Prof. Dr. Haydar Baş, sadece birçok eşsiz eseri emanet bırakmadı, aynı zamanda bütün bu eserlerde sunduğu çözümleri, ortaya koyduğu projeleri ve modelleri hayata geçirecek lideri ve kadroyu da özenle yetiştirdi.
Hatta son dönemlerinde, "Beni kaçırdınız, bu kadroyu kaçırmayın" dedi. "Artık bana sormayın, yetiştirdiğim bu gençlere sorun" dedi.
Zaten Prof. Dr. Baş'ın en büyük özelliği, kendisinin de sık sık ifade ettiği gibi, "eğitimci" olmasıydı.
Prof. Dr. Baş'ın bütün çalışmalarının temelinde ise "birlik ve beraberlik" duruşu vardı. Hatırlarsanız her programında, mitinginde, konuşmasında en sık söylediği ifadelerden birisi "tek bilek tek yürek olmak" idi.
O, "birlik ve beraberlik" temeli üzerine bütün eserlerini, modellerini, tezlerini inşa etti. Kültürel faaliyetlere başladığı 1980'li yılların başından itibaren ilk başlattığı programlar "Birlik ve Beraberlik Konferansları" idi.
Sonrasında Türk milli basınını bir araya getiren "Milli Basın Kurultayları"nı organize etti.
İcmal Dergisi'ni çıkardı, birlik ve beraberlik için.
Bütün basın yayın faaliyetlerinde hep birlik ve beraberlik vurgusu yaptı.
2005 yılında eşi ve benzeri olmayan Milli Ekonomi Modeli'ni dünyaya tanıttı. Bu modeli tek cümleyle ifade etmek gerekirse, "birlik ve beraberliğin ekonomik sistemi".
Gelir adaletinin sağlandığı, işveren-işçi, ev sahibi-kiracı kavgalarının son bulduğu, yaşlıların ve engelli bireylerin kıymet gördüğü, gençlerin kabiliyetlerini ortaya çıkarabileceği, terörün sıfıra ineceği, tüm ötekileştirmelerin son bulacağı eşsiz bir ekonomik sistem.
Sosyal Devlet Milli Devlet teziyle, milleti bir ve beraber kılacak güçlü ve milletine hizmetkar olan bir devletin nasıl olacağının formüllerini yazdı.
15 ciltlik Ehl-i Beyt Külliyatı ve Tevhidin Merkezi Ehl-i Beyt teziyle hem ülkemizde hem de tüm İslam aleminde mezhepsel bütün gerilimleri ortadan kaldıracak, tüm Müslümanları Ehl-i Beyt ortak paydasında bir ve beraber kılacak mükemmel bir çözümü ortaya koydu.
Hoş Geldin Atatürk eserinde ve Atatürk Vatandır Sempozyumlarında dikkat ederseniz en büyük vurgusu, "Atatürk vatandır, Atatürk bayraktır, Atatürk birleştirici harçtır" ölçüsüydü.
Ülkemiz üzerinde menfur işgal emelleri olanlar ve yerli işbirlikçileri kurucu liderimiz olan Gazi Mustafa kemal Atatürk'e ve ailesine saldırarak, O'na iftiralar atarak, O'nu dinsizlikle suçlayarak esasen Türk milletini parçalamak istediler.
Prof.
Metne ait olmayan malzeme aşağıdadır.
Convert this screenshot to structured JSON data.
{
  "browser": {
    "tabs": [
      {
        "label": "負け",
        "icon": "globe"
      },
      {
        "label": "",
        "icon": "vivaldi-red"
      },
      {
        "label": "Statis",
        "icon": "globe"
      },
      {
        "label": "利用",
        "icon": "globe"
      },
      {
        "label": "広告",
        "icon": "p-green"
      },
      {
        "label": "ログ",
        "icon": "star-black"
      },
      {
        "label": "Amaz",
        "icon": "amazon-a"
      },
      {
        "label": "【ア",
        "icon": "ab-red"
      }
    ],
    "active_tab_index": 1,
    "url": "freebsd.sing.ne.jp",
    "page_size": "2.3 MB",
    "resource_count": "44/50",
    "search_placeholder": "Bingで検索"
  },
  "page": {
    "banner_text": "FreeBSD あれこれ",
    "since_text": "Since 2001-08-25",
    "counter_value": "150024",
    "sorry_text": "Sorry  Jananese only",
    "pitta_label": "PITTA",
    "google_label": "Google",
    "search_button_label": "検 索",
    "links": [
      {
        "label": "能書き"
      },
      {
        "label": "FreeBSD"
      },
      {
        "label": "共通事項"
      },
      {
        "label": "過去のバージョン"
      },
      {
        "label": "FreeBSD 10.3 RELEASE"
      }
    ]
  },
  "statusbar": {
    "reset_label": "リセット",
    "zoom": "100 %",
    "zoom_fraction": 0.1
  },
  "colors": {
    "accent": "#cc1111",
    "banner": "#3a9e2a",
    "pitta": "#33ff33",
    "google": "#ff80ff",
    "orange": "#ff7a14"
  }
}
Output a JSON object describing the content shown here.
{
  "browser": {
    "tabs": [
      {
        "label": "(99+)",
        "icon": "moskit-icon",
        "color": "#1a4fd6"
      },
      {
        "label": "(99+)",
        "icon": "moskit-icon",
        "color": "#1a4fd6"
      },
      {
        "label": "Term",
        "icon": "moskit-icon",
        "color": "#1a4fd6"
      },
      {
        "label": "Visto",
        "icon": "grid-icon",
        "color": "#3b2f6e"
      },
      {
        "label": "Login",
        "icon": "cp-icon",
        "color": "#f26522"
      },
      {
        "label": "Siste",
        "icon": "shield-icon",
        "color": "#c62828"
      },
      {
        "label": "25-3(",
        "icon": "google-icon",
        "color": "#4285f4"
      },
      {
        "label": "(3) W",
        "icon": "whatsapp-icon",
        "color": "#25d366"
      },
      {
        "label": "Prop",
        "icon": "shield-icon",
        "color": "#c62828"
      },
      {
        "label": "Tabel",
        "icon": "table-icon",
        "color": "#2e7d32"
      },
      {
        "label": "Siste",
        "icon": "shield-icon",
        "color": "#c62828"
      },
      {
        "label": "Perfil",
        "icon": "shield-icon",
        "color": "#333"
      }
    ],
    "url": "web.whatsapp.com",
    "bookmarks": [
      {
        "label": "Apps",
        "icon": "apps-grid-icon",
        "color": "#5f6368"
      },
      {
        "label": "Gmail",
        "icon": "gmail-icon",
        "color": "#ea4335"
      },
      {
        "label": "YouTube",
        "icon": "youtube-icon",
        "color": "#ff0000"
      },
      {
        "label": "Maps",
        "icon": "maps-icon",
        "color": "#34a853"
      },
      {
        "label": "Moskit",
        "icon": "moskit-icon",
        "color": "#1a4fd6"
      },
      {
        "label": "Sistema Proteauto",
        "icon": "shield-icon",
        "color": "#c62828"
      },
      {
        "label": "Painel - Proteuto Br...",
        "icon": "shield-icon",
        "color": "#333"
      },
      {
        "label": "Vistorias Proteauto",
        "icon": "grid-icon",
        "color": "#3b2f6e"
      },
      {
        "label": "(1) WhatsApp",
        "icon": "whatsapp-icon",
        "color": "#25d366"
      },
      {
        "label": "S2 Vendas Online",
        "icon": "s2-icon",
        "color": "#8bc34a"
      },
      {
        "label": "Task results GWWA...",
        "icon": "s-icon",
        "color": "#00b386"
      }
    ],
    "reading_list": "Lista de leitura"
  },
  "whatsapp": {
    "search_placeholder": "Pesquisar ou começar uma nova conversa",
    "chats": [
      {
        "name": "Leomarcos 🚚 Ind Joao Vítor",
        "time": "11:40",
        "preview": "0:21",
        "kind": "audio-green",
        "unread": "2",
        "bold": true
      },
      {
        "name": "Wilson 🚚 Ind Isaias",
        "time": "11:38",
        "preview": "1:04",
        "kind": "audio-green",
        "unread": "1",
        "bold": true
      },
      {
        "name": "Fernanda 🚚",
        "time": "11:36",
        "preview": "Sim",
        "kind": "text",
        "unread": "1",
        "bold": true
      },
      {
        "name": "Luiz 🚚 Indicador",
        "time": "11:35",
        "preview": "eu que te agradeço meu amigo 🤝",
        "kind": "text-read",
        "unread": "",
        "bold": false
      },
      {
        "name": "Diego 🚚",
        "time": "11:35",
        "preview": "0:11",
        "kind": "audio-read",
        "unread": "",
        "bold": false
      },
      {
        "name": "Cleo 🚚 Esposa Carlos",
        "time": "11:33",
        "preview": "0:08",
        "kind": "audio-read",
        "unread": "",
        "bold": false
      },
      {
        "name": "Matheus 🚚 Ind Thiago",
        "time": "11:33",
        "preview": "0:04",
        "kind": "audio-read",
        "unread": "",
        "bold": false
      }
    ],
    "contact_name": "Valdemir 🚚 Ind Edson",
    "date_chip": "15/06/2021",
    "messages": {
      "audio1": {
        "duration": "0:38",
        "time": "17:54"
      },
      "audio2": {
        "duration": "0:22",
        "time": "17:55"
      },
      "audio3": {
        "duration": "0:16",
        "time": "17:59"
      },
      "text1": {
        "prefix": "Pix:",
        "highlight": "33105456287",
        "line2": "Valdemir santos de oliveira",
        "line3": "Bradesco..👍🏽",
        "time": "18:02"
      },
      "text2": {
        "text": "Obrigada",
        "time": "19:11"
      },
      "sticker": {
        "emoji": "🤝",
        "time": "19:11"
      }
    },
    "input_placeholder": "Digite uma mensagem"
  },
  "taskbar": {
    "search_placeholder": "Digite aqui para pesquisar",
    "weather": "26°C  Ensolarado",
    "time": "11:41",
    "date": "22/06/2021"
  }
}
Dr. Baş, Hoş Geldin Atatürk eseriyle bütün bu oyunları bozdu.
Atatürk'ün bir birlik unsuru olduğunu vurguladı.
Prof. Dr. Baş da, Hoca Atatürk olarak, aynen asker Atatürk gibi bu manada bir "birleştirici harç"tır. O birlik adamıdır, birlik ve beraberliğin insan modelidir.
Birlik ve beraberlik için adanmış bir ömür…
Allah (c.c.), O'nu, fikirlerini ve çözümlerini layıkıyla anlamayı ve anlatmayı bizlere ve aziz Türk milletine nasip eylesin.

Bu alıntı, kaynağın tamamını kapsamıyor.